Case Study Action learning for people who use mental health services

Action learning sets have a long pedigree of being formed for professionals, academics and managers across a range of sectors and in particular to support leadership development programmes and research. There has been less use however of action learning for people who use services in either health, housing or social care and little or no information about it being used specifically with people who use mental health services.

Having worked in the not for profit sector for over 25 years and specialising in homelessness and mental health, working with people who use services, I was keen to test out how well action learning might work in a very different setting.

With the support and interest of a senior manager at Westminster Mind, someone who themselves had experienced being in an action learning set when we had both worked at Rethink, the national mental health charity, we secured a small amount of funding from Mind nationally. We then approached Hammersmith & Fulham Mind and agreed to work jointly to pilot action learning for people who use mental health services. The pilot aimed to give those already looking at returning to work, a safe place to develop skills, confidence and peer support and through the action learning process take action to progress and sustain their plans for work.

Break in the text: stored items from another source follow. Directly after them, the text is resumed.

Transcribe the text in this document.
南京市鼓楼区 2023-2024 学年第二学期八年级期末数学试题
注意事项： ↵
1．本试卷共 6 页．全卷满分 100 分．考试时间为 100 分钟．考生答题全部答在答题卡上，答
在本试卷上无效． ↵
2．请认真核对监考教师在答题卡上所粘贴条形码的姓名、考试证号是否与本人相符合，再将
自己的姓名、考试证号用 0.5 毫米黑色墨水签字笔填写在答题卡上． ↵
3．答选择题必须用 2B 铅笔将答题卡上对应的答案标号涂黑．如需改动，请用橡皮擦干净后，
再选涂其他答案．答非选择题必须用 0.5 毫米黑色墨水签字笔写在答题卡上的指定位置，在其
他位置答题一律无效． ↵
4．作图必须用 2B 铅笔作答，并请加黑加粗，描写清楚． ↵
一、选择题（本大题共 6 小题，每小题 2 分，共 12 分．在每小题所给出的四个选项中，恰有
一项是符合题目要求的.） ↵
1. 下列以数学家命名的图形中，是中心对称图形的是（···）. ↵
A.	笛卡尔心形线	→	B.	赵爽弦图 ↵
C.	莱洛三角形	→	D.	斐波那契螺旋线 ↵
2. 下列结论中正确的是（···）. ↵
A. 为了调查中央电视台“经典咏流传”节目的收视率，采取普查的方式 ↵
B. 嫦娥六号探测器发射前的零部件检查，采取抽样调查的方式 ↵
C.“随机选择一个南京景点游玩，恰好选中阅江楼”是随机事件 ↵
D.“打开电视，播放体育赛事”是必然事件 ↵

How were service users involved?

The project was widely advertised and promoted with both local Mind associations.

  • Eighteen people attended a workshop
  • Nine applications were made to join the action learning set
  • Six people formed a set in June 2008

What has happened?

The set contracted to meet nine times over six months with the facilitator and attendance was very high: five or six people attended all but two of the nine meetings. The frequency of meetings was requested by set members and reflected my sense that we needed quite a lot of momentum to get the set going.

Three of the six have secured formal paid part time work towards the end of the contract; all set members speak positively of their experience of action learning.

lifementalhealth
“Before I was not confident to speak to others in a group. I’ve learnt how to ask open questions and use this skill outside the set”

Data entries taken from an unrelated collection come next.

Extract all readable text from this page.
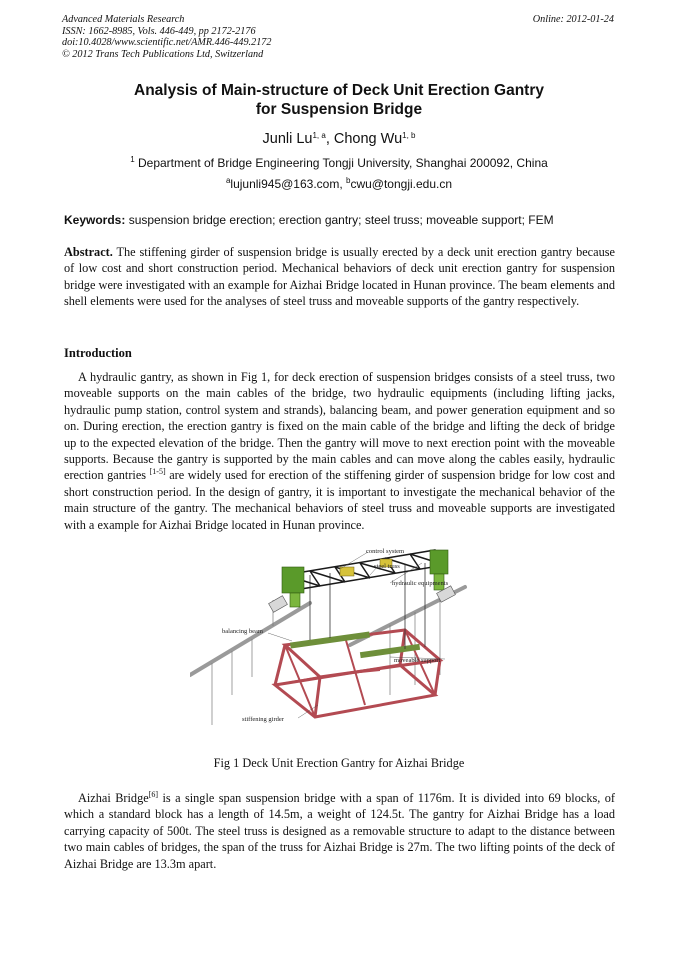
Advanced Materials Research
ISSN: 1662-8985, Vols. 446-449, pp 2172-2176
doi:10.4028/www.scientific.net/AMR.446-449.2172
© 2012 Trans Tech Publications Ltd, Switzerland
Online: 2012-01-24
Analysis of Main-structure of Deck Unit Erection Gantry
for Suspension Bridge
Junli Lu$^{1, a}$, Chong Wu$^{1, b}$
$^1$ Department of Bridge Engineering Tongji University, Shanghai 200092, China
$^a$lujunli945@163.com, $^b$cwu@tongji.edu.cn
Keywords: suspension bridge erection; erection gantry; steel truss; moveable support; FEM

Abstract. The stiffening girder of suspension bridge is usually erected by a deck unit erection gantry because of low cost and short construction period. Mechanical behaviors of deck unit erection gantry for suspension bridge were investigated with an example for Aizhai Bridge located in Hunan province. The beam elements and shell elements were used for the analyses of steel truss and moveable supports of the gantry respectively.

Introduction

A hydraulic gantry, as shown in Fig 1, for deck erection of suspension bridges consists of a steel truss, two moveable supports on the main cables of the bridge, two hydraulic equipments (including lifting jacks, hydraulic pump station, control system and strands), balancing beam, and power generation equipment and so on. During erection, the erection gantry is fixed on the main cable of the bridge and lifting the deck of bridge up to the expected elevation of the bridge. Then the gantry will move to next erection point with the moveable supports. Because the gantry is supported by the main cables and can move along the cables easily, hydraulic erection gantries [1-5] are widely used for erection of the stiffening girder of suspension bridge for low cost and short construction period. In the design of gantry, it is important to investigate the mechanical behavior of the main structure of the gantry. The mechanical behaviors of steel truss and moveable supports are investigated with a example for Aizhai Bridge located in Hunan province.

control system
steel truss
hydraulic equipments
balancing beam
moveable support
stiffening girder
Fig 1 Deck Unit Erection Gantry for Aizhai Bridge

Aizhai Bridge[6] is a single span suspension bridge with a span of 1176m. It is divided into 69 blocks, of which a standard block has a length of 14.5m, a weight of 124.5t. The gantry for Aizhai Bridge has a load carrying capacity of 500t. The steel truss is designed as a removable structure to adapt to the distance between two main cables of bridges, the span of the truss for Aizhai Bridge is 27m. The two lifting points of the deck of Aizhai Bridge are 13.3m apart.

What have set members said about their involvement?

Attending the set has given me confidence, encouragement and ideas to continue working towards getting work.”

Being a member of the set has helped me to sustain my work (voluntary). It was really useful in helping me think about team work; this included learning about team work from the way the set worked as a team.”

I’m about to start work. I have used the skills of AL at work and in my day to day life.”

It has helped to talk about getting back into work; where I’m at and my feelings. This has helped me to persevere as things change. This includes helping with motivation by talking about frustrations and barriers.”

“Before I was not confident to speak to others in a group. I’ve learnt how to ask open questions and use this skill outside the set.”

What has the pilot learned about the use of action learning in this setting?

The pilot was not only offering a process to people who use services in the hope that this would support their individual journey to recovery. The pilot was also interested in examining whether the action learning process has a particular connection and “fit” with the model of recovery and whether this set would report that it has particular value and benefit for people who are looking to start or return to work.

All five individuals who completed the set contract found the process and structure of action learning helpful, supportive and motivating. The set adhered to all the common action learning conventions and these enabled and supported the development of trust, disclosure and sharing between set members. The focus on taking action is reported as being very important in building motivation and in supporting set members’ plans and aspirations for work within the context of their recovery.

The pilot, whilst limited in scale, has demonstrated that the action learning process provides a particular and different experience to other existing Mind services such as support groups and employment and volunteering projects. It also supports a recovery focus. As one set member said: “Action Learning has helped me do better at living. It’s a space to think about things, put things into perspective, reflect on why things are the way they are, make life better”.

Jane Garnham

Jane , has over 25 years experience working in the not for profit sector specialising in homelessness and mental health.